Norwegian politician

Gunnerius Furuholmen (12 January 1861 - 23 August 1947) was a Norwegian engineer and politician for the Conservative Party.

He was born at Furuholmen in Varteig as a son of timber rafting inspector and politician Richard Christensen Furuholmen (1840–1899) and Oleane Røstad (1835–1913). He was an uncle of engineer Thor Furuholmen.

He graduated as an engineer from Trondhjem Technical School in 1881. From 1885 he was a floating inspector at Furuholmen, later at Hvidsten. He worked together with his father, and together they managed to improve floating conditions in Nedre Glommen region. From 1909 he worked at the timber floating office in Fredrikstad.

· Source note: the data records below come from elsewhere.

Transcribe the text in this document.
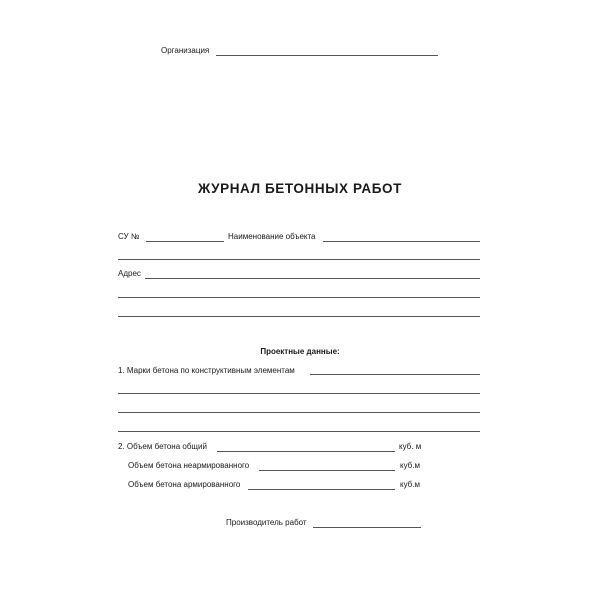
Организация
ЖУРНАЛ БЕТОННЫХ РАБОТ
СУ №	Наименование объекта
Адрес
Проектные данные:
1. Марки бетона по конструктивным элементам
2. Объем бетона общий	куб. м
Объем бетона неармированного	куб.м
Объем бетона армированного	куб.м
Производитель работ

Furuholmen was an elected municipal council member in Varteig and later Tune, most notably serving as mayor of Varteig from 1898 to 1899. He was also a board member of the local savings bank. In the 1909 Norwegian parliamentary election he was fielded as the Conservative Party deputy candidate; as running mate of Knut Edvart Jahren in the single-member constituency Tune. In the first round of voting, Jahren and Furuholmen lost to Labour candidate Albert Theodor Alexius Moeskau with 884 against 1,045 votes—but came ahead of three other candidates. In the subsequent run-off vote, the Church Party coupled with the Conservatives to field Furuholmen as candidate with Jahren as deputy. Furuholmen received 2,477 votes, edging out Moeskau's 1,494 votes. Furuholmen served one term in the Parliament of Norway as a member of the Standing Committee on Church Affairs. In 1912, Furuholmen received re-nomination and was backed by the Liberal Left Party in addition. However, he lost to Moeskau in both the first and second round, and his parliamentary career was over.

He died in 1947 and was buried in Varteig.